My questions are to the Minister for Water and the River Murray regarding recent storms and flooding events. Firstly, given agencies under his control are responsible for the management of assets, including the Barcoo outlet and Sturt River flood control dam and releases from reservoirs, will he table the protocols they used to determine when to release floodwaters? Secondly, has he received a full report from SA Water yet, including whether there is any liability on his agencies for stormwater flood damage? And, thirdly, has he received any advice as to whether there are pollutants which have flowed during storm events which pose a risk to human health?
The Hon. I.K. HUNTER (Minister for Sustainability, Environment and Conservation, Minister for Water and the River Murray, Minister for Climate Change) ( 14:44 ): I thank the honourable member for her most important questions. In terms of stormwater events, I am advised that, of course, SA Water does have very significant and quite complex protocols in place in terms of managing rainfall events, managing the dams and managing that the level of those dams are kept, and, of course, how much water is pumped out of the River Murray to prepare for summer.
Those protocols are indeed complex, but I will certainly ask SA Water if they have something they can provide me that I can provide to the honourable member to explain them to her. If she wants a further briefing with the technical experts, that can be arranged as well. I have, of course, asked SA Water, and it is not unusual for it to talk to me about its review of that process. It undertakes regular reviews after any major rainfall event to see how the protocols stood up and certainly how the assets stood up, and I am still awaiting that response.
In terms of this recent event, it is important to put a few things on the record. I only have to remind people in this place that they were asking questions just a few short weeks ago about the early opening allocation for irrigators in the River Murray, in April this year, of about 36 per cent—36 per cent. Why was that? Why was that early opening allocation at 36 per cent? Because it was an incredibly dry year.

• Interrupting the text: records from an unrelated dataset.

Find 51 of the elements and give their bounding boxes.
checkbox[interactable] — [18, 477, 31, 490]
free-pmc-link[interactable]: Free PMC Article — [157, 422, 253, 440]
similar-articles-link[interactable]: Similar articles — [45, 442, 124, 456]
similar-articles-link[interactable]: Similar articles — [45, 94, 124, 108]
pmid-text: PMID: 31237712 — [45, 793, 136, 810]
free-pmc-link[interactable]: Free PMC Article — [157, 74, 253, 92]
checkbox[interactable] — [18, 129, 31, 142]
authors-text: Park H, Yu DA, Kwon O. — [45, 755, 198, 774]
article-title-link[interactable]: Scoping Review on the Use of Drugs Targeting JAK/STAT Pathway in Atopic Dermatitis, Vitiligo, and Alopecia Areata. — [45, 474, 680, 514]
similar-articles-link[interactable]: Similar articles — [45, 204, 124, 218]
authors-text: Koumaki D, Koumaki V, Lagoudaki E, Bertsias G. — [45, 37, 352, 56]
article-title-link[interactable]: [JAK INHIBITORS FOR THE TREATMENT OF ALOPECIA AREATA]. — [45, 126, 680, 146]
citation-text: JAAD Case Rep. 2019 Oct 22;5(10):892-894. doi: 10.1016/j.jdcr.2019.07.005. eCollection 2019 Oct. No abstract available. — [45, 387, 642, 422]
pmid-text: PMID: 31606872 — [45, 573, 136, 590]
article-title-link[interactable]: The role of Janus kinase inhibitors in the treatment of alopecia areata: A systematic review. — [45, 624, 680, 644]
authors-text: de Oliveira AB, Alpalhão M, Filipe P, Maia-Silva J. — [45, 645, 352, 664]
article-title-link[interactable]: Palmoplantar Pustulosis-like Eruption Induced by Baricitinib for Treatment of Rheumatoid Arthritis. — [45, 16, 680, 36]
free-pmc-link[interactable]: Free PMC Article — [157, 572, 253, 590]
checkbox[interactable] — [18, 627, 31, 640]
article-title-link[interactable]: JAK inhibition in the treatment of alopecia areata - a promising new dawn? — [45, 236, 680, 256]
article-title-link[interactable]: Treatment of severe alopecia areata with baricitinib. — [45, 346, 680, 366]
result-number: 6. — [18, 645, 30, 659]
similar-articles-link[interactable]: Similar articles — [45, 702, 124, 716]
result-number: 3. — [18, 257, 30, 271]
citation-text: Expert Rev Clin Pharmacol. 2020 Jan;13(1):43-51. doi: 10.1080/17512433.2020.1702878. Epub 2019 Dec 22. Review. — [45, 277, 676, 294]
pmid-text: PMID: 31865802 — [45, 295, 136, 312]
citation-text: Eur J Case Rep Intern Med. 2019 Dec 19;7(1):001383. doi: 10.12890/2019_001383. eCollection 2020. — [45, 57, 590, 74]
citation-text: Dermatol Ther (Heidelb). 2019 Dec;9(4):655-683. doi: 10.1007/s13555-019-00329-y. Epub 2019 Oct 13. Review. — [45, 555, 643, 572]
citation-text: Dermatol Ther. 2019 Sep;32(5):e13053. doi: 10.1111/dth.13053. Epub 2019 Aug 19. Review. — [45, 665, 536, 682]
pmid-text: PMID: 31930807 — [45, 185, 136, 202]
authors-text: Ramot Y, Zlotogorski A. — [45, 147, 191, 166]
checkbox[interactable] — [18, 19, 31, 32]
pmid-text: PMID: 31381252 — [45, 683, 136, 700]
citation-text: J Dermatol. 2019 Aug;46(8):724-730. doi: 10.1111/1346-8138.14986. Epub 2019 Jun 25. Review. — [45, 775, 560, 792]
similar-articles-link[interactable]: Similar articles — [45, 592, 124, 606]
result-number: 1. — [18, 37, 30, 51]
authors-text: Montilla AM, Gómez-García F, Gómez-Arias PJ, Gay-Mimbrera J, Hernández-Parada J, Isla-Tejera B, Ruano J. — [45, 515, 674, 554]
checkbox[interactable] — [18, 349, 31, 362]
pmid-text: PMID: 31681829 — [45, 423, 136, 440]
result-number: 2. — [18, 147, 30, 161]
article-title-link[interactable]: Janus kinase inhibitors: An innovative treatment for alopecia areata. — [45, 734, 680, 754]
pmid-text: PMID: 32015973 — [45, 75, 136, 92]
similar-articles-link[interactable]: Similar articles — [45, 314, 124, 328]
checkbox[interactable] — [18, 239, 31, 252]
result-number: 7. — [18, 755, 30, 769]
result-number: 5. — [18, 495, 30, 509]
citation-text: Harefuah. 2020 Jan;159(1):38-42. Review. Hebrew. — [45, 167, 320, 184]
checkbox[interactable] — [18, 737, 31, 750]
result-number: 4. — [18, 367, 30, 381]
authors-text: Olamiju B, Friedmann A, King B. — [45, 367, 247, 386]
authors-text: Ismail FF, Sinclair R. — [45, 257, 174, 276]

We received more water into our reservoir catchments this July than we received in the whole 12 months prior. The whole 12 months prior to July we received slightly less water than we actually got in July of this year. So, when you have very large events like this, of course they test your systems, but let's remember that back at the beginning of this year we were looking at a dry rainfall year.
The Hon. D.W. Ridgway: That's not what the weather bureau said.
The Hon. I.K. HUNTER: It is what was present at April—you all knew, and you were asking questions about the 36 per cent allocation on what the water resource was like. It is important that we have this context, because all of you over there are posturing, 'Well, we should have known about this six months ago; we should have known about this eight months ago.'
The member for Chaffey was predicting there was going to be massive rainfall events. In fact, the member for Chaffey was coming into my office asking me to turn on the desal plant so Adelaide water customers would pay more for their water so these jokers over here could get away with offering free water to the irrigators. That was their water plan—that was their water plan: turn on the desal plant and charge customers more.
They don't care about the cost of living pressures on the ordinary person in Adelaide—they don't care at all. All they want to do is turn on the desal plant, drive up the cost to SA Water customers, and that is the Liberal plan for SA Water and Adelaide. Contrast that to what we have done in government by instituting regulation of SA Water and driving down the cost of water bills, on average.
Over the last two regulatory periods we have driven down costs by over $130 on the average water bill. The Liberals' plan, conversely, is to drive up bills by turning on the desal plant. They pretend the desal plant isn't already operating. They are still out there telling people it has been mothballed. Of course, the desal plant has been producing water at a minimum level ever since it was turned on and commissioned, except for those minor outages we have every winter when we flush out the membranes.
All I can say is this: the Liberals have absolutely no plan for water in South Australia. When they were in government they slashed everything they could, they privatised everything they could, and that is their only plan for the future.
The Hon. J.M.A. LENSINK ( 14:48 ): By way of supplementary question arising from that very defensive answer from the minister, will he provide the advice that SA Water had from the Bureau of Meteorology for the first half of this calendar year?
The Hon. I.K. HUNTER (Minister for Sustainability, Environment and Conservation, Minister for Water and the River Murray, Minister for Climate Change) ( 14:48 ): I am sure the Bureau of Meteorology put that up on its website, and the honourable member can look that up for herself.
The PRESIDENT: Order! The Hon. Mr Wade has the floor.